October 5, 2024

Justin Bieber Explores The Edges of His Happiness (And The ‘80s) on ‘Justice’

Justin Bieber #JustinBieber

If Changes represented Bieber’s hard-earned paean to the soul-calming glee of marriage, Justice is the sound of that personal triumph gaining depth and detail, which is why it’s ultimately more effective. Googly-eyed anthems like the gentle guitar ballad “Off My Face” and the trop-pop workout “Love You Different” allow Bieber to exalt his romantic cheer, but detours like “Unstable,” an emo-pop contemplation on personal insecurities alongside The Kid LAROI, and “Peaches,” a silky-smooth summertime jam alongside Giveon and Daniel Caesar, help vary the track list and prevent monotony.

As he’s done throughout his career, Bieber sells the lyrical approaches with his vocal earnestness, getting the listener to buy in when he’s urgently pleading, as well as when he’s gliding in a falsetto. An interlude featuring audio of Martin Luther King Jr. delivering a sermon titled “But If Not” — which ends with the line “You died when you refused to stand up for justice” — doesn’t work in the context of the album, a misstep with the best of intentions. But even then, Bieber swoops in with feverish commitment on the following track and keeps us engaged.

That track is titled “Die For You,” features Dominic Fike, and is soaked in ‘80s flair: the maximum-cheese synths, the hard-snapping drums, the post-chorus beat drop, the way Fike stutters a few lines like he’s trying out for a Knack cover band. Bieber previewed that retro sound on recent single “Hold On” and snakes its finer points throughout Justice, with producers like Skrillex and Watt helping him perfect the pose; the approach utterly succeeds, in the same way that 2015’s Purpose dallied with EDM — also with Skrillex as a critical co-pilot — and scored Bieber the biggest hits of his career. A song like “Somebody,” simple in its uplift and undeniable in its squelching production flourishes, could very well get unleashed on top 40 radio and deliver the same type of durable throwback vibes that The Weeknd recently tapped into on his chart-conquering After Hours.
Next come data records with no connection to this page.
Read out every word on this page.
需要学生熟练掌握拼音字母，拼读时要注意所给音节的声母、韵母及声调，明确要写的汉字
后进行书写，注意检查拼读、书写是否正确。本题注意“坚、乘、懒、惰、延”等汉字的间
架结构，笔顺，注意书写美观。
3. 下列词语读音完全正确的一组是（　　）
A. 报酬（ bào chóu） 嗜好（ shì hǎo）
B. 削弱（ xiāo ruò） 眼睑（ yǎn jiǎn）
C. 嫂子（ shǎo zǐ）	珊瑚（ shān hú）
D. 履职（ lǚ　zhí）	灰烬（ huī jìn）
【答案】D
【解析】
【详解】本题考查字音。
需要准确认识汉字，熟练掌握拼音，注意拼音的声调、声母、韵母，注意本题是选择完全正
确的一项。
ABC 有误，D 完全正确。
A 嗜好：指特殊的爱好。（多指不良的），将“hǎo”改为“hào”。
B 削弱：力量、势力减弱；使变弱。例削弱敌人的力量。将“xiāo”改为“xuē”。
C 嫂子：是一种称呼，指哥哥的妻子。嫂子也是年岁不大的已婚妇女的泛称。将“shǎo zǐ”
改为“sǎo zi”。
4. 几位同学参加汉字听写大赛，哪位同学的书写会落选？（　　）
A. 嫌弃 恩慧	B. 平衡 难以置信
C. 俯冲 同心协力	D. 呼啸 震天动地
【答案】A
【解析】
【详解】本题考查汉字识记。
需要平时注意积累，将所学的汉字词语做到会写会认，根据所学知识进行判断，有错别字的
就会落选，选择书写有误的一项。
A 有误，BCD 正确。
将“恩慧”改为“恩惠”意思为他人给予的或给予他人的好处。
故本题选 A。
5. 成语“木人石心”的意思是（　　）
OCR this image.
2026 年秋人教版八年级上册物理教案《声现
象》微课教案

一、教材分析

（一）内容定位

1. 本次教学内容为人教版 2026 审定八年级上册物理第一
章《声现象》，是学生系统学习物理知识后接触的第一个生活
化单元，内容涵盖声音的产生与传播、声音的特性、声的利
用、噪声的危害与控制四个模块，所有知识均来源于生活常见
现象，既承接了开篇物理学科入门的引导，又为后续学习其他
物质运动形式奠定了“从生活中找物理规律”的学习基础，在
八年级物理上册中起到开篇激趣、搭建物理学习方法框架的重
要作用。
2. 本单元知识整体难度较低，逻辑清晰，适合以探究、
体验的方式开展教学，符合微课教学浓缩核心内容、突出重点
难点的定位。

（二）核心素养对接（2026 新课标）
In the five years between Purpose and Changes, Bieber continued scoring huge singles thanks to a prolific period of collaborations, and post-Changes, songs like “Holy,” “Lonely” and “Anyone” — all of which appear on Justice — became top 40 staples. Amidst expectations of a commercial downturn, Bieber has more than proven his credentials as a reliable hit-maker. Now, he’s starting to blossom into a stronger album artist whose non-singles on a track list are just as crucial as the radio fodder. Bieber gains more artistic clarity on Justice, as he tries to express a complex emotional state over the course of an album instead of jamming it into three minutes. There have been countless iterations of Justin Bieber The Pop Superstar, but this one is spending the time to help fans understand who he is and where he’s going, and the result is his strongest front-to-back listen to date.